The nursery, which offers reduced-rate care to virtually all of its poor clients and received $31,000 from the Sentinel Family Fund this year, has been something of salvation for the Vargases.

Teachers helped Eduardo learn to work through a speech impediment so that he was ready for school. And thanks to a school-recommended therapist, young Eric's tantrums happen less often -- usually only around naptime now, when he's too tired to know what to do.

The family still struggles. Eddie tries the kind of money-saving plans known only by the desperate -- such as sometimes skimping on winter clothes, hoping that January will be mild enough to keep his boys warm.

And he keeps his mind on the future -- on a day when he can work just five days a week and come home to a neighborhood with mowed lawns and neighbors who all work.

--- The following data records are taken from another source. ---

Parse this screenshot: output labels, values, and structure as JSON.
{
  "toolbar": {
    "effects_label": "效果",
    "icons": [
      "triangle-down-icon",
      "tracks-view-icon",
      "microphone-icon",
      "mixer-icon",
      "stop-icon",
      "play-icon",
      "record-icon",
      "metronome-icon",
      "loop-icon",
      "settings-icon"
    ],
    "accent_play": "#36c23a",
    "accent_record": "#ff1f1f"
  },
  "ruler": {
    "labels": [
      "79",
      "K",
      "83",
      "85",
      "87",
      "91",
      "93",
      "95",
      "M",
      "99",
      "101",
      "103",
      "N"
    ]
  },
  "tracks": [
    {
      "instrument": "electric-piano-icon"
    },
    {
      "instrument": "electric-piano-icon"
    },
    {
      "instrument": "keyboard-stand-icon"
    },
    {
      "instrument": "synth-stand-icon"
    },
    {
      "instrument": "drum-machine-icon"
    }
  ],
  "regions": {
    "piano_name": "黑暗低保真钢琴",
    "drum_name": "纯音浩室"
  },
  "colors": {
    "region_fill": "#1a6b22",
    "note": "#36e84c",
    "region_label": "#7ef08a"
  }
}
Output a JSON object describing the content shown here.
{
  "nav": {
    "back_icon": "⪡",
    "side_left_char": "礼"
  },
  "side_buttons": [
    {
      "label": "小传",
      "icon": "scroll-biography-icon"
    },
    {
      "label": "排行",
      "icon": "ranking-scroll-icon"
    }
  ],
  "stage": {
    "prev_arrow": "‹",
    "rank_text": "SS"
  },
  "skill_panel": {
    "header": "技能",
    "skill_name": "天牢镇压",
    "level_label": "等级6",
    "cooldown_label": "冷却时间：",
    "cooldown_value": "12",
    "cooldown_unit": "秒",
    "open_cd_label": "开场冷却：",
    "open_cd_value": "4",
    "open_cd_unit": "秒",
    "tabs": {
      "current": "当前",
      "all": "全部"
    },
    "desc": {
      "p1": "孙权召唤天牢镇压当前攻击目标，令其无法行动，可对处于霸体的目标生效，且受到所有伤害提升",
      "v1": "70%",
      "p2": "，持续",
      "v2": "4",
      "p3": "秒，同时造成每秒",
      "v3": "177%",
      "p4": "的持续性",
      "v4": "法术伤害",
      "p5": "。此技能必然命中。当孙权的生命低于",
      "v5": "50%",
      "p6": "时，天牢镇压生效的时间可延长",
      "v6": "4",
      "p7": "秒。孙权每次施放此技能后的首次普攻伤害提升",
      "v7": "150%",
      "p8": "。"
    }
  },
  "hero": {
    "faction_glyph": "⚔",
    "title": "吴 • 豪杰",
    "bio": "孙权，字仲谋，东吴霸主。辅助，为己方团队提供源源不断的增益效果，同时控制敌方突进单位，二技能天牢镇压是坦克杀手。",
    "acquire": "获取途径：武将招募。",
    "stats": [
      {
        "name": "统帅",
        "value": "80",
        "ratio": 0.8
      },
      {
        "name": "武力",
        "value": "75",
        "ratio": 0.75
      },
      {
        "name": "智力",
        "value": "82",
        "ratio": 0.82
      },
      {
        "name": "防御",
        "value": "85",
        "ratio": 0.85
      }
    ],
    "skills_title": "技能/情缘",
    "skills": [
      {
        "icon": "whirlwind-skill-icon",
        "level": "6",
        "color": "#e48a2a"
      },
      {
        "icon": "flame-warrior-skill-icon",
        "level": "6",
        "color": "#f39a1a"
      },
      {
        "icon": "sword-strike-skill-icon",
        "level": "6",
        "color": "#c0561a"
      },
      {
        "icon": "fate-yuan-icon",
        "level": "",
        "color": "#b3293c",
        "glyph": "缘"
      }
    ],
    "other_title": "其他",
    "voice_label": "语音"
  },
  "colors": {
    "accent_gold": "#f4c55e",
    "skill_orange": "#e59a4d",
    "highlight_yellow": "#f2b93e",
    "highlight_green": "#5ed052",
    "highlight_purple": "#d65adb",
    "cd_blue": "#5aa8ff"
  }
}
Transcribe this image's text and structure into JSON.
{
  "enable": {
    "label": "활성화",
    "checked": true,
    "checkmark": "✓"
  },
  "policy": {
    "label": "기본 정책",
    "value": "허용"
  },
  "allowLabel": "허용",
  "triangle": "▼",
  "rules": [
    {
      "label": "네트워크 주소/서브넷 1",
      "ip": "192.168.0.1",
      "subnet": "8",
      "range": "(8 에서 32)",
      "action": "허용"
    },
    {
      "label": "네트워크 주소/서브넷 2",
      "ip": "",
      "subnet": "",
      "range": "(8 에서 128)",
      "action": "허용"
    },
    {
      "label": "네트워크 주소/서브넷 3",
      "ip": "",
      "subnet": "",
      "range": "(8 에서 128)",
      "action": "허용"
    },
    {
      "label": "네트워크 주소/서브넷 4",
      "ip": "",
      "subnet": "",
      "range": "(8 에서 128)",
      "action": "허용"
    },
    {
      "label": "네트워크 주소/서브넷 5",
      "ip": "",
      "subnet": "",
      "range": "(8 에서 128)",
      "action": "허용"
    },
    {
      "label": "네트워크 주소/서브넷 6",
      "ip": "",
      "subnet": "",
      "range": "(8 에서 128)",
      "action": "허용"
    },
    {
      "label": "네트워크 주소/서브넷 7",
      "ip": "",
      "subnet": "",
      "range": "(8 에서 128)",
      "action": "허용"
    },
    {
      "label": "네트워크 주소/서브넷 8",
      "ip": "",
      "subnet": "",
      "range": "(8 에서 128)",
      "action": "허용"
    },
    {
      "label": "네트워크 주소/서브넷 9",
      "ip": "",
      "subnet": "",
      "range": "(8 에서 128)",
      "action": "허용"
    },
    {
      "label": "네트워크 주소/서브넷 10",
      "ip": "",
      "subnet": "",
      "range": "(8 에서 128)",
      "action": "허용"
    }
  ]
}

"I want to be away from here," he said. "I'd love to live in a home where I could sleep with the windows open."

Eric's aspirations are simpler.

Looking at his older brother, who has adapted well in school and made friends easily, he said: "I wanna be 6."

Such statements make Eddie smile.

And they serve as frequent reminders that he did the right thing when he turned down his uncle's offer to take in the boys and let the overwhelmed father live the free-spirited life that most 20-something men crave.

"That was never really an option," Eddie said. "I mean, I don't know how I could live with myself."